Mas a judicialização não é a única possibilidade de atrasos. A grande quantidade de votos por correio pode empurrar o resultado para dias após o fechamento das urnas. Isso porque enquanto alguns Estados com tradição de voto por correio, como o Oregon, começam a contar essas cédulas antes mesmo do fechamento das urnas, e apresentam os resultados minutos após o fim da votação, outros Estados, como a Califórnia, permitem que os votos cheguem até cinco dias após o término do pleito, o que pode atrasar a contagem de um número relevante de votos.
© EPA Americanos podem ter de esperar mais de um mês para saber resultado das eleições
O tempo que demorará para que haja uma definição sobre o novo presidente é um dos fatores que mais complicam a eleição atual.
“Acho que se não soubermos o vencedor na noite da eleição, ou pelo menos na manhã seguinte, entraremos em um território perigoso, porque mesmo que as autoridades eleitorais estejam fazendo tudo de maneira apropriada, o clima político nos Estados Unidos atualmente é tão explosivo que, se houver incerteza sobre o vencedor, podemos imaginar tipos de cenários começando a se desenvolver, incluindo o candidato que parece estar à frente naquele ponto tentando se declarar o vencedor”, afirma Pildes.

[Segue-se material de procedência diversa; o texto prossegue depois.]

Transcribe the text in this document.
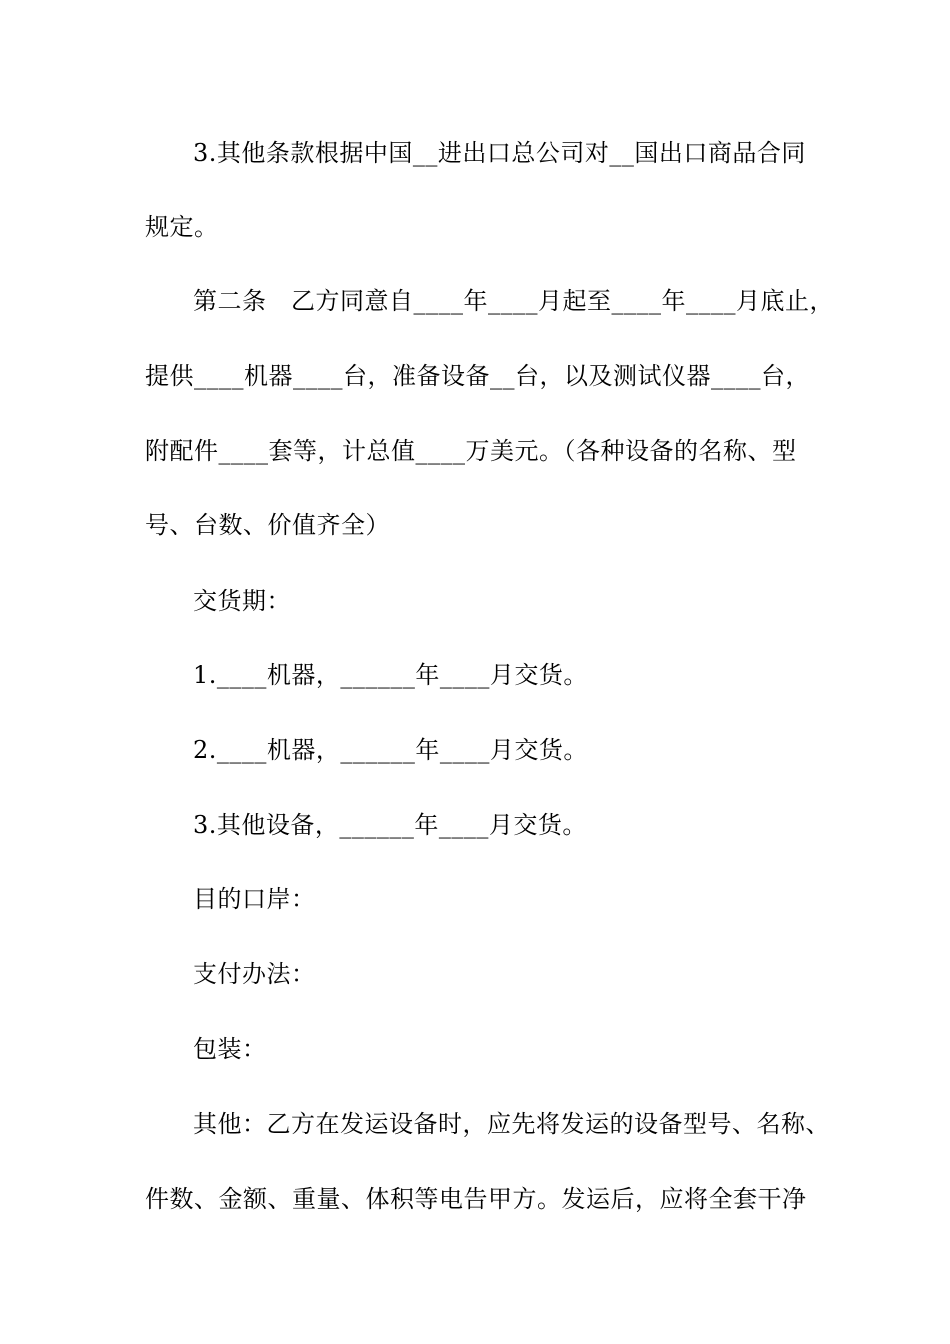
3.其他条款根据中国__进出口总公司对__国出口商品合同
规定。
第二条　乙方同意自____年____月起至____年____月底止，
提供____机器____台，准备设备__台，以及测试仪器____台，
附配件____套等，计总值____万美元。（各种设备的名称、型
号、台数、价值齐全）
交货期：
1.____机器，______年____月交货。
2.____机器，______年____月交货。
3.其他设备，______年____月交货。
目的口岸：
支付办法：
包装：
其他：乙方在发运设备时，应先将发运的设备型号、名称、
件数、金额、重量、体积等电告甲方。发运后，应将全套干净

Na quarta-feira, o FBI e a Agência Nacional de Ciber-segurança dos Estados Unidos alertaram os americanos de que diante do “muito provável” atraso nos resultados eleitorais, os órgãos de investigação anteveem ações em massa de desinformação de forças estrangeiras, especialmente dos russos, que tentarão convencer os americanos de que ocorreram “ataques cibernéticos contra infraestrutura eleitoral, fraudes eleitorais e outros problemas com a intenção de convencer o público da ilegitimidade das eleições”, diz o relatório dos órgãos.
Diante do risco de desinformação em massa nas redes sociais e até mesmo de que Trump ou Biden publiquem mensagens se autoproclamando vencedores, as plataformas estudam adotar para os Estados Unidos protocolos de segurança que aplicam em países com processos eleitorais contestados.